Di sofa, para wanita sedang berbincang-bincang, sesekali tertawa, dan sesekali juga lirikan mata Kayla tertuju pada punggung Zen di kursi bar. Irena memperhatikan gelagat Kayla dihadapannya. Hingga sebuah pertanyaan meluncur untuk Kayla. "Apa kau punya seseorang yang kau cintai?" Salah satu teman bertanya. Kayla jadi terkesiap. Dia memutar otaknya dengan cepat agar menemukan jawaban yang tepat. "Um... Sepertinya ada, tapi aku tak bisa mengatakan perasaanku karena dia sudah punya kekasih," ucap Kayla seakan memperjelas sesuatu yang hanya dirinya yang paham. Mungkin. Akan tetapi Irena merasakan hal janggal dari pernyataan tersebut. 

Perasaan Irena jadi khawatir. Pikiran negatif menyerangnya. Bisa dikatakan kalau yang dirasakannya ini adalah bagian dari insting seorang wanita. Intingnya mengatakan jika Kayla menyukai Zen. Tapi, benarkah seperti itu? Irena ragu. Tidak mungkin Kayla, sahabatnya, mengkhianatinya bukan? "Aku mau ke toilet dulu," pamit Irena bangkit dari sofa. 

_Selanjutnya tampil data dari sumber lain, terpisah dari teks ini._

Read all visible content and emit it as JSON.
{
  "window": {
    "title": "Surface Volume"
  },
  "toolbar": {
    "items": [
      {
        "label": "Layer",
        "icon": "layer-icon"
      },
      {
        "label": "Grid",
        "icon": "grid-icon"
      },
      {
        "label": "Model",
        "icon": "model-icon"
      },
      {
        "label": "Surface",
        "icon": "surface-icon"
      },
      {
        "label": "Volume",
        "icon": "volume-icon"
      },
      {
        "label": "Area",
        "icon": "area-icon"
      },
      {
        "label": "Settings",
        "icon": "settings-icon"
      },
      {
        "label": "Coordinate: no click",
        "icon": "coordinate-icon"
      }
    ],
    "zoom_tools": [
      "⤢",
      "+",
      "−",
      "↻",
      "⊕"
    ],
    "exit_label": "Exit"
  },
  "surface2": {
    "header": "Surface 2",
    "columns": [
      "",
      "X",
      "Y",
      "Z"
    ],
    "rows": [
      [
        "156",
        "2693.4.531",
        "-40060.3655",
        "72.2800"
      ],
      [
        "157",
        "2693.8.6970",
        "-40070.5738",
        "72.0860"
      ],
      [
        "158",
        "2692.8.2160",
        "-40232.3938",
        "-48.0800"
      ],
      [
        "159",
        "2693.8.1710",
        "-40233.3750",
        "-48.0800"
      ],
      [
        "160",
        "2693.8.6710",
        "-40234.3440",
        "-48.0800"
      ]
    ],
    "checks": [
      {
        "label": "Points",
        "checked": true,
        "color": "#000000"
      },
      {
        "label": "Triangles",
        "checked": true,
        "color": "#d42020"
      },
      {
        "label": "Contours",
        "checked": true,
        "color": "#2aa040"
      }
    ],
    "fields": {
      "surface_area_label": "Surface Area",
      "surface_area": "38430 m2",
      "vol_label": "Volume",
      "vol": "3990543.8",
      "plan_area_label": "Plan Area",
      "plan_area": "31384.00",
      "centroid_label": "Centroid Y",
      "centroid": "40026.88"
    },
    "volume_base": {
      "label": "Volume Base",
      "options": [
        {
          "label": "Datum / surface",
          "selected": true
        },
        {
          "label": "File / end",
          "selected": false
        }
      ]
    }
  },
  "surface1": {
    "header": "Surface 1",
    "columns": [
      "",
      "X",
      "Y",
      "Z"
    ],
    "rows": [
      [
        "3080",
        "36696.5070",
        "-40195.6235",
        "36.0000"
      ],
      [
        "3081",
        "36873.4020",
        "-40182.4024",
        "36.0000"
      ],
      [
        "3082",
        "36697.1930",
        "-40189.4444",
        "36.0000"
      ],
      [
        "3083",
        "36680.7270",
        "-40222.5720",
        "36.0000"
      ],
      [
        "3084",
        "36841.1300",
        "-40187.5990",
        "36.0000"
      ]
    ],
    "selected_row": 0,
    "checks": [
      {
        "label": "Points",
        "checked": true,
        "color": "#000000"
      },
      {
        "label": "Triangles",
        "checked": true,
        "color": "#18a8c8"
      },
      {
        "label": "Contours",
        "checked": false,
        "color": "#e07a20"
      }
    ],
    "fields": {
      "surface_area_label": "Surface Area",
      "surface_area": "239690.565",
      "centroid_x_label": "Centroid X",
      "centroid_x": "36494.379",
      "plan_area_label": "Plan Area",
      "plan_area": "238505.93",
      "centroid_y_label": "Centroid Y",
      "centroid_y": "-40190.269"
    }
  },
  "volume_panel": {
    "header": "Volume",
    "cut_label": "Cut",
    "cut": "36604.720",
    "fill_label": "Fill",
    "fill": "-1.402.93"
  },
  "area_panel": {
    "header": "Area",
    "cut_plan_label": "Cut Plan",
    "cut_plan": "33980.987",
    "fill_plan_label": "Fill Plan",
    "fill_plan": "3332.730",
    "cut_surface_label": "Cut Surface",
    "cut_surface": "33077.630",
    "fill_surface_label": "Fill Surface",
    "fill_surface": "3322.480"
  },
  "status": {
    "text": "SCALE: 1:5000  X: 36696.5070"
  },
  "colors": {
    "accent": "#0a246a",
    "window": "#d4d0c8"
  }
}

Irena berdiri di depan cermin wastafel. Tetapi tidak lama, pintu di belakangnya terbuka, dan Irena dapat melihat dari pantulan cermin siapa yang masuk. Seketika Irena terkaget berbalik. "Apa yang kau lakukan di sini? Ini toilet wanita!" desis Irena. Zen nekat masuk ke toilet wanita. Beruntung di toilet ini hanya ada mereka berdua. Zen langsung bergelayut memeluknya dari belakang. Melingkarkan kedua lengannya ke tubuh depan Irena. "Aku ingin bersamamu malam ini," bisik Zen seduktif di lehernya. 

Embusan napas Zen terasa panas di kulit leher. Irena tidak bereaksi berarti. Dia tampak tenang meski jantung berdegup cepat. "Zen, kau mabuk. Sudah berapa botol kau habiskan huh?" balas Irena. Bau napas Zen tercium dengan alkohol. Lelaki ini kelihatan setengah sadar ketika mengecup leher Irena beberapa kali. "Zen, hentikan. Bagaimana kalau ada yang masuk dan melihat kita?" Irena terus melakukan penolakan dengan halus. 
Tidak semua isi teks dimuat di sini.